Diaz’s direction also always seems to extend its expert touch to his actors, who, when at their best, bring out jarring bursts of emotions amidst paralyzing moments of suspense and tension, in turn requiring his casting decisions to be deliberate and purposeful. To that end, DMs Boongaling, Bart Guingona, and Nanding Josef come rather close to pitch-perfect in Genus Pan, a testament to Diaz’s eye for guiding well-suited actors in their respective roles. Boongaling embraces Andres’s indignant yet repressed personality as he clashes with his superiors about his low pay and family predicament, while Guingona and Josef, using their expert chemistry, pull off two sides of the same coin — the former being a stoic, religious devotee and the latter being a more volatile believer in paganism and superstition — conveying a spiritual conflict that, upon confronting a shared trauma from both of their pasts, causes a violent breaking point that leads them both to ultimately succumb to erratic behaviors.
On that same note — Genus Pan‘s title references the genetic category assigned to the bonobo and the chimpanzee, the two surviving species of ape; a concept that’s explored in a pseudoscientific radio broadcast that Andres, Paulo, and Baldo listen to early on. In it, a doctor claims that the brains of saints such as Christ, Buddha, and Gandhi have evolved beyond those of the Pan’s, while baser, cruder beings — listing fascists, murderers, and criminals as examples — still possess many of the Pan’s primitive, selfish traits.

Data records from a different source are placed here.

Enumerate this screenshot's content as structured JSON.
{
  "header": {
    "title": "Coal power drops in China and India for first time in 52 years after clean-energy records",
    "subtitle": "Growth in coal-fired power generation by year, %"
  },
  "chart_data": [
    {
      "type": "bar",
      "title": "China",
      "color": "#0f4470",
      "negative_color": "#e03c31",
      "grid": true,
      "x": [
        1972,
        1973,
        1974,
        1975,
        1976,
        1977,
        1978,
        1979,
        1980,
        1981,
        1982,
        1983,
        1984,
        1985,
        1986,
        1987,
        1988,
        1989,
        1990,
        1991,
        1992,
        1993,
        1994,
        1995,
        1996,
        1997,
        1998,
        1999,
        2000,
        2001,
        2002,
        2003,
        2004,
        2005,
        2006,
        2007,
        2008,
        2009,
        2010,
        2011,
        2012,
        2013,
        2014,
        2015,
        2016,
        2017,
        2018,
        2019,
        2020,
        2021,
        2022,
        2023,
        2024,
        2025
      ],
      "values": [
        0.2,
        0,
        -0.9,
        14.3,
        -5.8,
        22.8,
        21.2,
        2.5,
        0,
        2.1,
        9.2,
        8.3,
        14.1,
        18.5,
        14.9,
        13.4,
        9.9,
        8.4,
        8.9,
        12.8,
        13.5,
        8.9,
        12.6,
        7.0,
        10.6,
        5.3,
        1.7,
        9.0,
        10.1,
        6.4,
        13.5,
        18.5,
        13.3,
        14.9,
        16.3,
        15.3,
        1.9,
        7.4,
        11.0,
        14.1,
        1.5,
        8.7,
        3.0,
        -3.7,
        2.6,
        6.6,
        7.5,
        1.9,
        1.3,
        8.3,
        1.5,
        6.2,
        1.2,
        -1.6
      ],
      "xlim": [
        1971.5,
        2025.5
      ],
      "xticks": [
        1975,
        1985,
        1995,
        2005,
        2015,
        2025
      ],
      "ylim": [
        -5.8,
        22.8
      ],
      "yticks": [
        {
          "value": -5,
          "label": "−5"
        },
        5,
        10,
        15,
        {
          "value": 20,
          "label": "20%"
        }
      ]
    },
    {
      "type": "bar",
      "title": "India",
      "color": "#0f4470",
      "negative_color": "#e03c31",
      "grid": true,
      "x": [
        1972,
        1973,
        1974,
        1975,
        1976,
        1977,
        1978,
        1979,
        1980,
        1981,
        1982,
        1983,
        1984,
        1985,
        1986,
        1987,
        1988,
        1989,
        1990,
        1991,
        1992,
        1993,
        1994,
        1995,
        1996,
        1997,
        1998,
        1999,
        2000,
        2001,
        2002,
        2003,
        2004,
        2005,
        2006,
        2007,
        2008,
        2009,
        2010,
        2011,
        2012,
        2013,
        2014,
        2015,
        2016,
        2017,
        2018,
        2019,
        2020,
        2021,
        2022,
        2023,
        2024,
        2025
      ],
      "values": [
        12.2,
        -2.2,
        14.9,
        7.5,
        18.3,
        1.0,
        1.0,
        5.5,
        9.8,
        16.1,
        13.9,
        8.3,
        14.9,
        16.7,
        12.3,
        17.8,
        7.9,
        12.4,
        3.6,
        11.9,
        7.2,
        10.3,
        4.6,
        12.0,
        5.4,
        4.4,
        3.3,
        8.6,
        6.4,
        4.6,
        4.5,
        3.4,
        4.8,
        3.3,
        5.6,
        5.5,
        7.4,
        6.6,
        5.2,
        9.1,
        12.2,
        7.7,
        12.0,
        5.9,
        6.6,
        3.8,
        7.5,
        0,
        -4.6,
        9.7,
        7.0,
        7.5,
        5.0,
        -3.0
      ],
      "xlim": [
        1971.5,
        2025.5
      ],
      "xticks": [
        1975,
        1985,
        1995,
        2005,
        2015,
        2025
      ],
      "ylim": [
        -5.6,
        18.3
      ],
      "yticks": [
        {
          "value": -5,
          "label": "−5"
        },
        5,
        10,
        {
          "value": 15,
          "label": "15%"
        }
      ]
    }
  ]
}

As the film’s characters descend into violence and deceit towards the second half, transitioning to the three men’s home village itself in the aftermath of their trek, it becomes rather clear that Diaz himself may not agree with this idea on a literal basis, but he seems to believe in it on an emotional level, moving past his specific examinations of the Philippines’ difficult history and into a more generalized sense of misanthropy.
Missed Blows
Even despite these looks at mankind’s darkest instincts, however, Genus Pan‘s impact is somewhat dampened by the fact that various aspects in its production are in dire need of some improvement, perhaps a symptom of its relatively low budget. Violence in this film, while very much in service of Diaz’s message, comes off as an unfortunate afterthought in execution, with characters visibly missing what are clearly meant to be debilitating blows and with little to no audible impact, and the indulgent prominence of vegetation and trees in the frame, while imposing during the early stages of the trio’s journey, grows somewhat stale in its repetition, lacking the variety of locations in Diaz’s previous films that allowed him to frame his settings with such delightful chiaroscuro and angular contrast.
For viewers willing to engage with Genus Pan on its ideological focal points, however, it’s difficult to imagine this being anything but a considerably rewarding experience, and continued fans of Diaz’s work will have enough to work with in synthesizing its broader indictments of mankind with the specific corruption that Diaz regularly criticizes in his films. There’s plenty of food for thought in terms of how Diaz expresses his usual themes of systemic class struggle, over-dependence on religion, and our collective, repressed potential for violence on a more inclusive level; one that, again, makes for an accessible entry point to Diaz — whatever that’s supposed to mean for such a distinct filmmaker.